All tests should be within normal limits. If any indicators are abnormal, the operation cannot be performed until the patient undergoes a course of treatment. If repeated tests show normal values, then the patient can be allowed to proceed to the next stages of preparation.
A person should inform the doctor about all chronic diseases he has, especially diseases of the respiratory organs, endocrine and digestive systems. Taking any medications 2-3 weeks before the scheduled surgery must be agreed with the surgeon. 10 days before the appointed date, stop using vitamin E, anticoagulants, and Aspirin.

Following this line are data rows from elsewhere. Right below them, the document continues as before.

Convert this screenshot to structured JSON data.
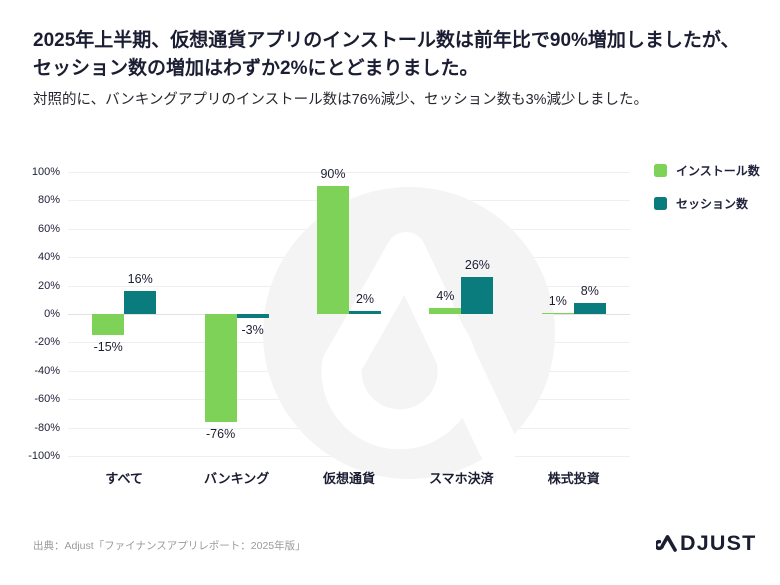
{
  "header": {
    "title_line1": "2025年上半期、仮想通貨アプリのインストール数は前年比で90%増加しましたが、",
    "title_line2": "セッション数の増加はわずか2%にとどまりました。",
    "subtitle": "対照的に、バンキングアプリのインストール数は76%減少、セッション数も3%減少しました。"
  },
  "chart_data": {
    "type": "bar",
    "categories": [
      "すべて",
      "バンキング",
      "仮想通貨",
      "スマホ決済",
      "株式投資"
    ],
    "series": [
      {
        "name": "インストール数",
        "color": "#7ed257",
        "values": [
          -15,
          -76,
          90,
          4,
          1
        ],
        "value_labels": [
          "-15%",
          "-76%",
          "90%",
          "4%",
          "1%"
        ]
      },
      {
        "name": "セッション数",
        "color": "#0b7c7e",
        "values": [
          16,
          -3,
          2,
          26,
          8
        ],
        "value_labels": [
          "16%",
          "-3%",
          "2%",
          "26%",
          "8%"
        ]
      }
    ],
    "ylim": [
      -100,
      100
    ],
    "ytick_step": 20,
    "ytick_labels": [
      "100%",
      "80%",
      "60%",
      "40%",
      "20%",
      "0%",
      "-20%",
      "-40%",
      "-60%",
      "-80%",
      "-100%"
    ],
    "grid": "horizontal",
    "legend_position": "top-right",
    "watermark": "adjust-logomark"
  },
  "footer": {
    "source": "出典：Adjust「ファイナンスアプリレポート：2025年版」",
    "logo_text": "ADJUST"
  },
  "colors": {
    "install_green": "#7ed257",
    "session_teal": "#0b7c7e",
    "text_dark": "#1b1e32",
    "watermark_gray": "#f4f4f5",
    "source_gray": "#9b9b9b"
  }
}
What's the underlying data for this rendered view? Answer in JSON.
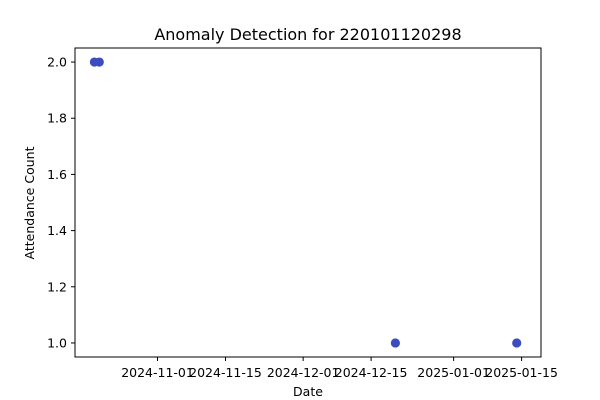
{
  "chart_data": {
    "type": "scatter",
    "title": "Anomaly Detection for 220101120298",
    "xlabel": "Date",
    "ylabel": "Attendance Count",
    "x_type": "date",
    "xlim": [
      "2024-10-15",
      "2025-01-19"
    ],
    "ylim": [
      0.95,
      2.05
    ],
    "x_ticks": [
      "2024-11-01",
      "2024-11-15",
      "2024-12-01",
      "2024-12-15",
      "2025-01-01",
      "2025-01-15"
    ],
    "y_ticks": [
      1.0,
      1.2,
      1.4,
      1.6,
      1.8,
      2.0
    ],
    "y_tick_labels": [
      "1.0",
      "1.2",
      "1.4",
      "1.6",
      "1.8",
      "2.0"
    ],
    "grid": false,
    "series": [
      {
        "color": "#3b4cc0",
        "points": [
          {
            "x": "2024-10-19",
            "y": 2
          },
          {
            "x": "2024-10-20",
            "y": 2
          },
          {
            "x": "2024-12-20",
            "y": 1
          },
          {
            "x": "2025-01-14",
            "y": 1
          }
        ]
      }
    ]
  }
}
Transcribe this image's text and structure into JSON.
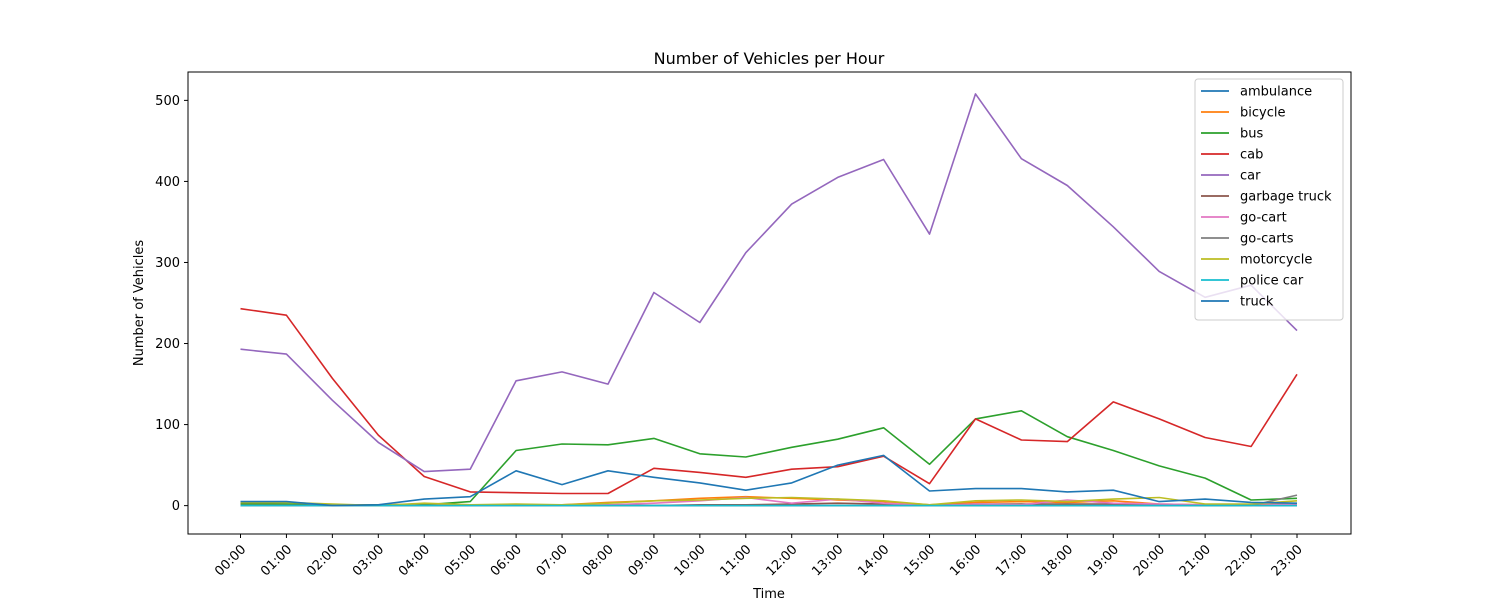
{
  "chart_data": {
    "type": "line",
    "title": "Number of Vehicles per Hour",
    "xlabel": "Time",
    "ylabel": "Number of Vehicles",
    "ylim": [
      -35,
      535
    ],
    "yticks": [
      0,
      100,
      200,
      300,
      400,
      500
    ],
    "legend_position": "top-right",
    "grid": false,
    "x": [
      "00:00",
      "01:00",
      "02:00",
      "03:00",
      "04:00",
      "05:00",
      "06:00",
      "07:00",
      "08:00",
      "09:00",
      "10:00",
      "11:00",
      "12:00",
      "13:00",
      "14:00",
      "15:00",
      "16:00",
      "17:00",
      "18:00",
      "19:00",
      "20:00",
      "21:00",
      "22:00",
      "23:00"
    ],
    "series": [
      {
        "name": "ambulance",
        "color": "#1f77b4",
        "values": [
          0,
          0,
          0,
          0,
          0,
          0,
          0,
          0,
          0,
          0,
          0,
          0,
          0,
          0,
          0,
          0,
          0,
          0,
          0,
          0,
          0,
          0,
          0,
          0
        ]
      },
      {
        "name": "bicycle",
        "color": "#ff7f0e",
        "values": [
          3,
          2,
          1,
          1,
          2,
          1,
          1,
          1,
          4,
          6,
          9,
          11,
          9,
          7,
          5,
          1,
          4,
          5,
          4,
          6,
          2,
          1,
          1,
          2
        ]
      },
      {
        "name": "bus",
        "color": "#2ca02c",
        "values": [
          2,
          2,
          0,
          1,
          1,
          5,
          68,
          76,
          75,
          83,
          64,
          60,
          72,
          82,
          96,
          51,
          107,
          117,
          85,
          68,
          49,
          34,
          7,
          9
        ]
      },
      {
        "name": "cab",
        "color": "#d62728",
        "values": [
          243,
          235,
          157,
          87,
          36,
          17,
          16,
          15,
          15,
          46,
          41,
          35,
          45,
          48,
          61,
          27,
          107,
          81,
          79,
          128,
          107,
          84,
          73,
          162
        ]
      },
      {
        "name": "car",
        "color": "#9467bd",
        "values": [
          193,
          187,
          130,
          78,
          42,
          45,
          154,
          165,
          150,
          263,
          226,
          312,
          372,
          405,
          427,
          335,
          508,
          428,
          395,
          344,
          289,
          257,
          272,
          216
        ]
      },
      {
        "name": "garbage truck",
        "color": "#8c564b",
        "values": [
          0,
          0,
          0,
          0,
          0,
          0,
          0,
          0,
          0,
          0,
          1,
          1,
          2,
          3,
          2,
          0,
          2,
          2,
          2,
          2,
          1,
          0,
          0,
          1
        ]
      },
      {
        "name": "go-cart",
        "color": "#e377c2",
        "values": [
          0,
          0,
          0,
          0,
          0,
          0,
          0,
          0,
          1,
          3,
          6,
          10,
          3,
          8,
          3,
          0,
          2,
          1,
          7,
          3,
          2,
          1,
          0,
          2
        ]
      },
      {
        "name": "go-carts",
        "color": "#7f7f7f",
        "values": [
          0,
          0,
          0,
          0,
          0,
          0,
          0,
          0,
          0,
          0,
          0,
          0,
          0,
          0,
          0,
          0,
          0,
          0,
          0,
          0,
          0,
          0,
          0,
          13
        ]
      },
      {
        "name": "motorcycle",
        "color": "#bcbd22",
        "values": [
          4,
          4,
          2,
          0,
          3,
          1,
          2,
          1,
          3,
          6,
          7,
          9,
          10,
          8,
          6,
          1,
          6,
          7,
          5,
          8,
          10,
          2,
          2,
          6
        ]
      },
      {
        "name": "police car",
        "color": "#17becf",
        "values": [
          0,
          0,
          0,
          0,
          0,
          0,
          0,
          0,
          0,
          0,
          0,
          0,
          0,
          0,
          0,
          0,
          0,
          0,
          0,
          0,
          0,
          0,
          0,
          0
        ]
      },
      {
        "name": "truck",
        "color": "#1f77b4",
        "values": [
          5,
          5,
          0,
          1,
          8,
          11,
          43,
          26,
          43,
          35,
          28,
          19,
          28,
          50,
          62,
          18,
          21,
          21,
          17,
          19,
          5,
          8,
          4,
          3
        ]
      }
    ]
  }
}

On the day before surgery, after 18:00 it is forbidden to eat, and after 22:00 - to drink liquid. For 3-4 days before the procedure, you should avoid fatty, fried, hot and spicy foods, smoked meats and pickles. Before going to bed, you need to do a cleansing enema, and repeat the procedure in the morning.
The operation is performed strictly on an empty stomach, so eating breakfast or drinking liquids in the morning is prohibited.
Before the procedure begins, the surgeon tells the patient in general terms how laparoscopy will proceed and how long the operation will last. On average, removing stones takes from 40 minutes to an hour, removing a bladder takes 1.5-2 hours.